Jakarta (ANTARA) - Badan Riset dan Inovasi Nasional (BRIN) memberikan penjelasan terkait dengan penyakit difteri yang akhir-akhir ini menyerang di beberapa daerah di Indonesia.
Kepala Pusat Riset Kedokteran Preklinis dan Klinis BRIN Harimat Hendarwan di Jakarta, Sabtu, mengatakan difteri disebabkan bakteri Corynebacterium Diphtheriae yang menginfeksi bagian faring, laring, dan tonsil.
"Gejalanya itu biasa didahului dengan gangguan pada saat menelan, bernapas juga bisa terjadi masalah di situ, karena ditandai di faring," ujar dia.
Ia menjelaskan bagian selaput tenggorokan yang terinfeksi bakteri itu akan berwarna abu keputihan. Hal itu sebagai reaksi, karena bakteri tersebut sudah merusak lapisan kulit dalam yang melapisi berbagai rongga tubuh yang memiliki kontak dengan lingkungan luar (mukosa).
Dalam kasus berat, ujarnya, bakteri difteri bisa menghasilkan eksotoksin yang dapat masuk aliran darah, sehingga bisa menyebar ke jantung, ginjal, atau saraf, dan menyebabkan gejala fatal lain.

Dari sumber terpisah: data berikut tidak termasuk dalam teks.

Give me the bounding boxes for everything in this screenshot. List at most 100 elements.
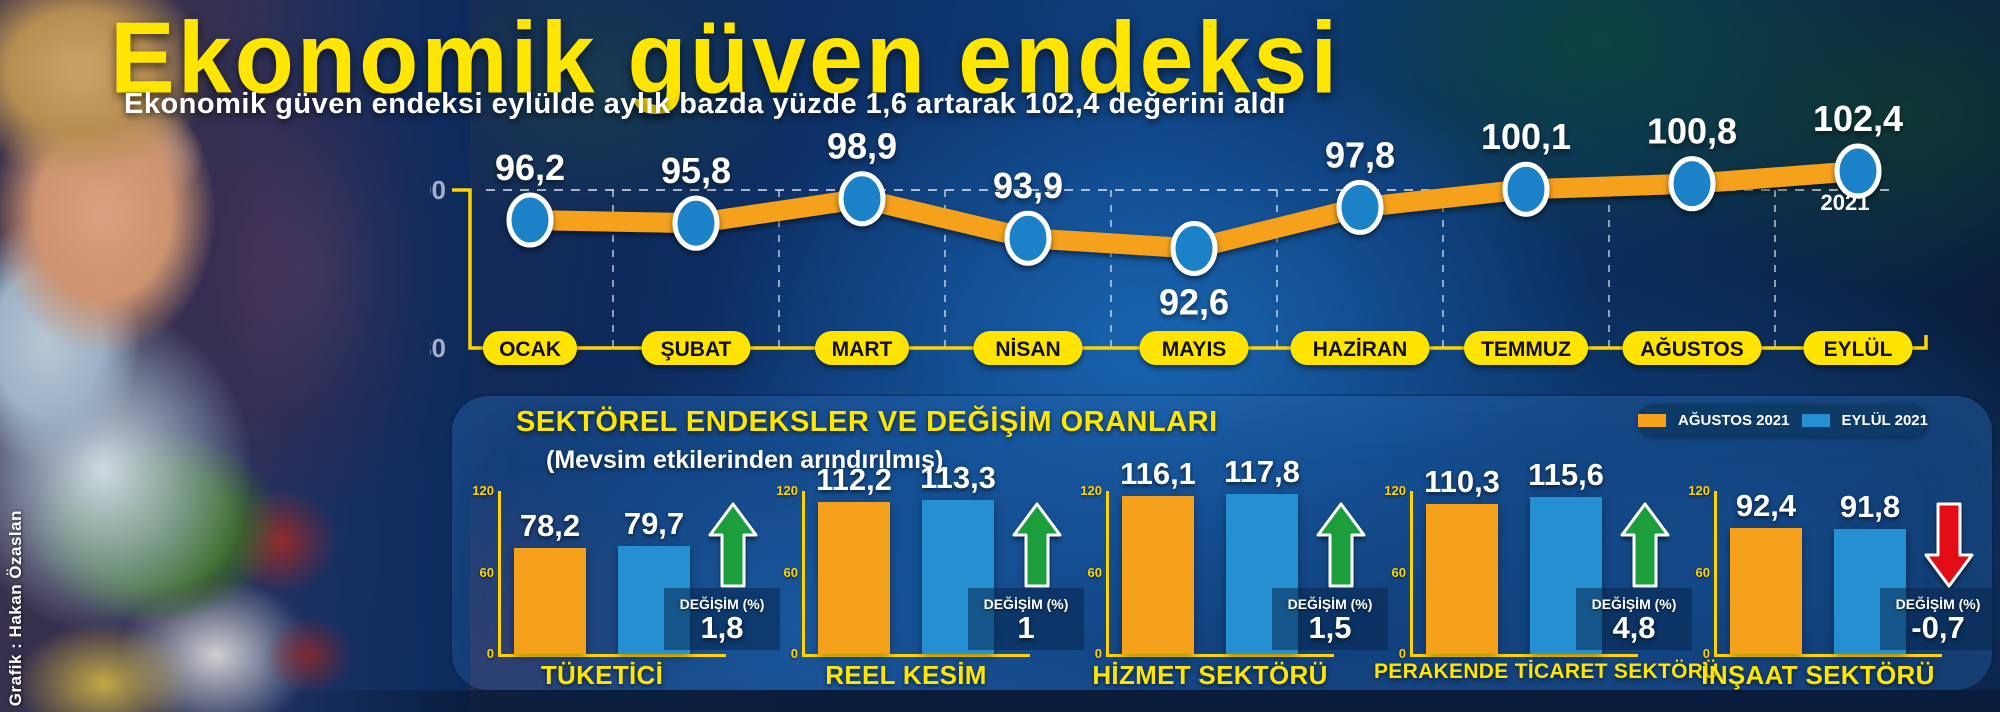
change-value: 4,8 [1612, 609, 1656, 645]
bar-august [514, 548, 586, 654]
change-label: DEĞİŞİM (%) [1591, 595, 1677, 612]
change-box: DEĞİŞİM (%) -0,7 [1880, 588, 1996, 650]
up-arrow-icon [1620, 502, 1670, 588]
bar-y-tick: 60 [1087, 564, 1102, 580]
month-pill-label: ŞUBAT [661, 338, 732, 361]
bar-value-label: 117,8 [1224, 454, 1300, 489]
change-box: DEĞİŞİM (%) 1,8 [664, 588, 780, 650]
y-axis-label: 80 [430, 333, 446, 363]
sector-group-5: 120 60 0 92,4 91,8 DEĞİŞİM (%) -0,7 İNŞAAT SEKT… [1684, 483, 1996, 690]
data-point [1834, 143, 1882, 199]
bar-y-tick: 120 [1080, 483, 1102, 498]
legend: AĞUSTOS 2021 EYLÜL 2021 [1638, 404, 1928, 436]
data-point-label: 95,8 [661, 150, 731, 191]
month-pill [815, 331, 909, 365]
sector-category-label: PERAKENDE TİCARET SEKTÖRÜ [1374, 660, 1719, 683]
month-pill [1290, 331, 1430, 365]
month-pill-label: TEMMUZ [1481, 338, 1571, 361]
up-arrow-icon [1012, 502, 1062, 588]
change-arrow [1620, 502, 1670, 588]
sector-bar-groups: 120 60 0 78,2 79,7 DEĞİŞİM (%) 1,8 TÜKETİCİ 120 6… [460, 454, 1996, 690]
bar-x-axis [802, 654, 1030, 657]
sector-panel: SEKTÖREL ENDEKSLER VE DEĞİŞİM ORANLARI (… [452, 396, 1996, 690]
month-pill [973, 331, 1083, 365]
month-pill-label: MART [832, 338, 893, 361]
bar-august [1730, 528, 1802, 654]
data-point-label: 96,2 [495, 147, 565, 188]
bar-x-axis [1410, 654, 1638, 657]
bar-y-tick: 60 [479, 564, 494, 580]
bar-value-label: 116,1 [1120, 456, 1196, 491]
data-point [1004, 210, 1052, 266]
data-point-label: 102,4 [1813, 98, 1903, 139]
sector-group-4: 120 60 0 110,3 115,6 DEĞİŞİM (%) 4,8 PERAKENDE … [1374, 457, 1718, 688]
month-pill-label: OCAK [499, 338, 561, 361]
change-label: DEĞİŞİM (%) [1895, 595, 1981, 612]
bar-value-label: 92,4 [1735, 488, 1797, 523]
bar-y-axis [1410, 491, 1413, 654]
change-value: 1 [1017, 609, 1035, 645]
bar-august [1122, 496, 1194, 654]
bar-y-tick: 0 [1094, 646, 1102, 661]
sector-category-label: TÜKETİCİ [540, 660, 664, 690]
data-point [1170, 220, 1218, 276]
change-box: DEĞİŞİM (%) 1,5 [1272, 588, 1388, 650]
month-pill-label: MAYIS [1162, 338, 1227, 361]
bar-y-tick: 0 [1702, 646, 1710, 661]
bar-y-tick: 120 [472, 483, 494, 498]
change-label: DEĞİŞİM (%) [679, 595, 765, 612]
bar-value-label: 113,3 [920, 460, 996, 495]
bar-y-axis [1714, 491, 1717, 654]
bar-value-label: 91,8 [1839, 489, 1901, 524]
month-pill [1464, 331, 1588, 365]
data-point [838, 171, 886, 227]
page-title: Ekonomik güven endeksi [110, 1, 1341, 115]
bar-y-tick: 60 [1391, 564, 1406, 580]
bar-x-axis [1714, 654, 1942, 657]
bar-value-label: 78,2 [519, 508, 581, 543]
bar-value-label: 79,7 [623, 506, 685, 541]
bar-y-axis [498, 491, 501, 654]
change-arrow [1316, 502, 1366, 588]
up-arrow-icon [1316, 502, 1366, 588]
bar-y-tick: 60 [783, 564, 798, 580]
bar-y-tick: 120 [1688, 483, 1710, 498]
legend-swatch [1638, 413, 1667, 427]
axis [452, 188, 1928, 350]
bar-y-tick: 120 [776, 483, 798, 498]
up-arrow-icon [708, 502, 758, 588]
y-axis-label: 100 [430, 175, 446, 205]
bar-y-tick: 60 [1695, 564, 1710, 580]
change-value: -0,7 [1911, 609, 1965, 645]
legend-label: AĞUSTOS 2021 [1678, 411, 1790, 429]
sector-category-label: HİZMET SEKTÖRÜ [1092, 660, 1328, 690]
sector-group-2: 120 60 0 112,2 113,3 DEĞİŞİM (%) 1 REEL KESİM [772, 460, 1084, 690]
down-arrow-icon [1924, 502, 1974, 588]
page-subtitle: Ekonomik güven endeksi eylülde aylık baz… [124, 88, 1286, 120]
change-label: DEĞİŞİM (%) [983, 595, 1069, 612]
change-box: DEĞİŞİM (%) 4,8 [1576, 588, 1692, 650]
data-point [1502, 161, 1550, 217]
sector-group-3: 120 60 0 116,1 117,8 DEĞİŞİM (%) 1,5 HİZMET SEK… [1076, 454, 1388, 690]
bar-value-label: 112,2 [816, 462, 892, 497]
bar-value-label: 110,3 [1424, 464, 1500, 499]
data-point-label: 93,9 [993, 165, 1063, 206]
data-point [672, 195, 720, 251]
sector-category-label: REEL KESİM [825, 660, 987, 690]
data-point-label: 100,8 [1647, 111, 1737, 152]
data-point-label: 98,9 [827, 126, 897, 167]
month-pill-label: AĞUSTOS [1640, 337, 1743, 361]
legend-label: EYLÜL 2021 [1841, 411, 1928, 429]
bottom-strip [0, 690, 2000, 712]
bar-value-label: 115,6 [1528, 457, 1604, 492]
data-point [1336, 179, 1384, 235]
bar-y-axis [1106, 491, 1109, 654]
data-point-label: 100,1 [1481, 116, 1571, 157]
bar-august [1426, 504, 1498, 654]
change-label: DEĞİŞİM (%) [1287, 595, 1373, 612]
bar-august [818, 502, 890, 654]
change-value: 1,5 [1308, 609, 1352, 645]
month-pill [1139, 331, 1249, 365]
month-pill-label: HAZİRAN [1313, 338, 1408, 361]
year-annotation: 2021 [1821, 190, 1870, 215]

Jika tidak ditangani sesegera mungkin, katanya, penyakit difteri bisa mengancam masyarakat lainnya karena penyebaran penyakit ini mudah, yakni melalui cipratan air liur (droplet), kontak secara langsung dengan penderita, serta kontak tak langsung dengan barang yang disentuh penderita difteri.
Jika penyebaran penyakit ini sudah masif, kata dia, angka penderita berpotensi mengalami kematian mencapai 10 persen.

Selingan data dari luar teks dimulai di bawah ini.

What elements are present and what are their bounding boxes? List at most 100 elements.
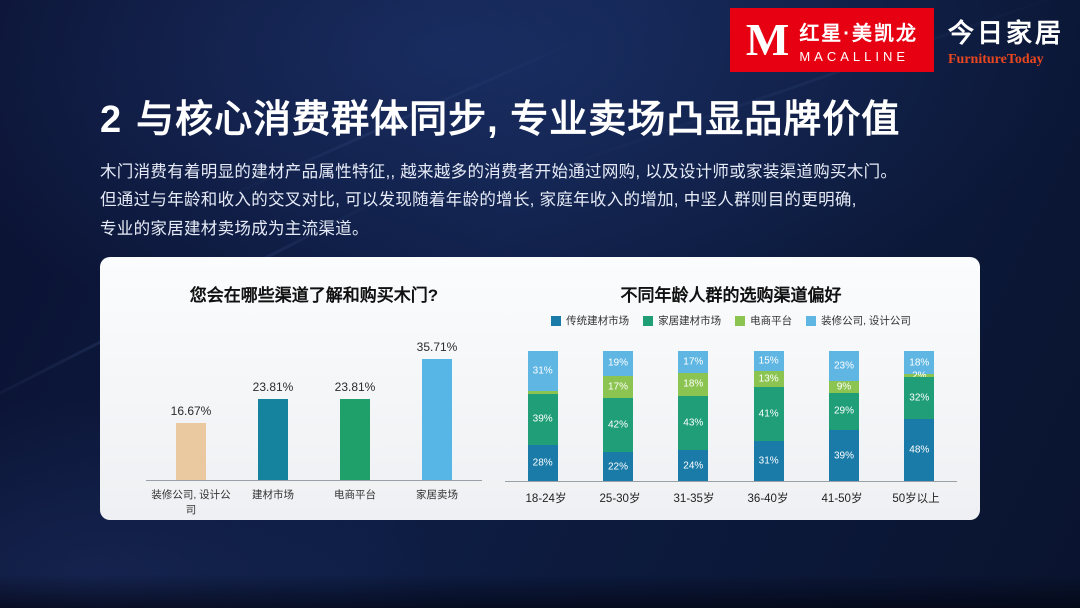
category-label: 41-50岁 — [821, 493, 863, 505]
legend-item: 传统建材市场 — [551, 313, 629, 328]
legend-item: 电商平台 — [735, 313, 792, 328]
right-chart-title: 不同年龄人群的选购渠道偏好 — [620, 286, 842, 305]
stacked-bar-column: 17% 18% 43% 24% — [656, 351, 731, 481]
stacked-bar-column: 23% 9% 29% 39% — [806, 351, 881, 481]
segment-value-label: 17% — [683, 356, 704, 368]
bar — [176, 423, 206, 480]
segment-value-label: 13% — [758, 373, 779, 385]
segment-value-label: 15% — [758, 355, 779, 367]
stacked-bar: 19% 17% 42% 22% — [602, 351, 633, 481]
segment-value-label: 2% — [912, 370, 927, 382]
category-label: 装修公司, 设计公司 — [151, 489, 231, 516]
bar-segment: 43% — [678, 395, 709, 451]
bar-segment: 39% — [828, 430, 859, 481]
intro-paragraph: 木门消费有着明显的建材产品属性特征,, 越来越多的消费者开始通过网购, 以及设计… — [100, 158, 1000, 243]
legend-item: 家居建材市场 — [643, 313, 721, 328]
segment-value-label: 32% — [909, 392, 930, 404]
paragraph-line: 专业的家居建材卖场成为主流渠道。 — [100, 219, 369, 238]
segment-value-label: 31% — [758, 455, 779, 467]
segment-value-label: 18% — [909, 357, 930, 369]
segment-value-label: 28% — [532, 457, 553, 469]
bar-segment: 15% — [753, 351, 784, 371]
macalline-name-en: MACALLINE — [799, 48, 910, 64]
logo-bar: M 红星·美凯龙 MACALLINE 今日家居 FurnitureToday — [729, 8, 1064, 72]
segment-value-label: 17% — [607, 381, 628, 393]
right-chart-bars: 31% 39% 28% 19% 17% 42% 22% 17% 18% 43% 24% 15% 13% 4… — [505, 340, 957, 482]
left-chart-categories: 装修公司, 设计公司 建材市场 电商平台 家居卖场 — [146, 481, 482, 517]
legend-item: 装修公司, 设计公司 — [806, 313, 911, 328]
segment-value-label: 18% — [683, 378, 704, 390]
bar-segment: 18% — [904, 351, 935, 375]
slide-number: 2 — [100, 99, 123, 141]
legend-label: 家居建材市场 — [658, 315, 722, 327]
bar — [340, 399, 370, 480]
bar-segment: 29% — [828, 392, 859, 431]
bar-segment: 39% — [527, 393, 558, 445]
segment-value-label: 39% — [532, 413, 553, 425]
bar-segment: 9% — [828, 380, 859, 393]
stacked-bar: 31% 39% 28% — [527, 351, 558, 481]
segment-value-label: 42% — [607, 419, 628, 431]
legend-swatch — [806, 315, 817, 326]
bar-segment: 32% — [904, 377, 935, 419]
left-chart: 您会在哪些渠道了解和购买木门? 16.67% 23.81% 23.81% 35.71%… — [146, 281, 482, 517]
stacked-bar-column: 31% 39% 28% — [505, 351, 580, 481]
bar-column: 35.71% — [396, 340, 478, 480]
category-label: 31-35岁 — [673, 493, 715, 505]
left-chart-title: 您会在哪些渠道了解和购买木门? — [189, 286, 439, 305]
furniture-today-name-en: FurnitureToday — [947, 51, 1044, 67]
legend-swatch — [643, 315, 654, 326]
paragraph-line: 木门消费有着明显的建材产品属性特征,, 越来越多的消费者开始通过网购, 以及设计… — [100, 163, 898, 181]
segment-value-label: 29% — [833, 405, 854, 417]
bar-column: 23.81% — [314, 380, 396, 480]
segment-value-label: 9% — [836, 381, 852, 393]
bar — [258, 399, 288, 480]
segment-value-label: 41% — [758, 408, 779, 420]
furniture-today-name-cn: 今日家居 — [947, 17, 1064, 48]
bar-value-label: 23.81% — [252, 380, 294, 394]
bar-segment: 17% — [678, 351, 709, 373]
macalline-logo-text: 红星·美凯龙 MACALLINE — [799, 17, 918, 64]
legend-label: 传统建材市场 — [566, 315, 630, 327]
category-label: 家居卖场 — [416, 489, 458, 501]
bar — [422, 358, 452, 480]
slide-title-text: 与核心消费群体同步, 专业卖场凸显品牌价值 — [136, 99, 901, 141]
stacked-bar: 15% 13% 41% 31% — [753, 351, 784, 481]
bar-segment — [527, 391, 558, 394]
bar-column: 23.81% — [232, 380, 314, 480]
charts-card: 您会在哪些渠道了解和购买木门? 16.67% 23.81% 23.81% 35.71%… — [100, 257, 980, 520]
right-chart-legend: 传统建材市场 家居建材市场 电商平台 装修公司, 设计公司 — [505, 313, 957, 328]
bar-segment: 28% — [527, 444, 558, 481]
stacked-bar: 23% 9% 29% 39% — [828, 351, 859, 481]
slide-title: 2 与核心消费群体同步, 专业卖场凸显品牌价值 — [100, 88, 900, 143]
stacked-bar-column: 15% 13% 41% 31% — [731, 351, 806, 481]
macalline-monogram-icon: M — [745, 14, 790, 65]
bar-segment: 17% — [602, 375, 633, 398]
legend-label: 装修公司, 设计公司 — [821, 315, 911, 327]
bar-segment: 22% — [602, 452, 633, 481]
bar-segment: 19% — [602, 351, 633, 376]
paragraph-line: 但通过与年龄和收入的交叉对比, 可以发现随着年龄的增长, 家庭年收入的增加, 中… — [100, 191, 857, 210]
bar-segment: 48% — [904, 418, 935, 481]
category-label: 36-40岁 — [747, 493, 789, 505]
legend-label: 电商平台 — [750, 315, 793, 327]
category-label: 电商平台 — [334, 489, 376, 501]
bar-segment: 24% — [678, 450, 709, 481]
bar-segment: 42% — [602, 397, 633, 453]
segment-value-label: 23% — [833, 360, 854, 372]
stacked-bar-column: 19% 17% 42% 22% — [580, 351, 655, 481]
bar-segment: 13% — [753, 370, 784, 388]
segment-value-label: 39% — [833, 450, 854, 462]
segment-value-label: 43% — [683, 417, 704, 429]
bottom-shade — [0, 574, 1080, 608]
bar-segment: 31% — [753, 440, 784, 481]
segment-value-label: 48% — [909, 444, 930, 456]
bar-column: 16.67% — [150, 404, 232, 480]
bar-value-label: 23.81% — [334, 380, 376, 394]
bar-segment: 18% — [678, 372, 709, 396]
bar-segment: 41% — [753, 387, 784, 441]
segment-value-label: 31% — [532, 365, 553, 377]
legend-swatch — [551, 315, 562, 326]
left-chart-bars: 16.67% 23.81% 23.81% 35.71% — [146, 316, 482, 481]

"Ketika terjadi outbreak bisa menyebabkan kematian 10 persen bagi penderita difteri," kata Harimat.
Ia mengatakan subjek yang terinfeksi difteri perlu segera diisolasi dan mendapatkan perawatan intensif agar penyebaran virus tersebut dapat dibendung.
Kasus difteri di Subang pertama kali dilaporkan pada 30 September 2023 menyerang anak berusia sembilan tahun, lalu kasus kedua muncul pada 3 Oktober. Dinas Kesehatan setempat sudah melakukan pelacakan siapa saja yang sudah kontak langsung dengan dua orang tersebut.
Selain itu, Pemerintah Kabupaten Garut telah menetapkan status kejadian luar biasa difteri selama Februari-November 2023.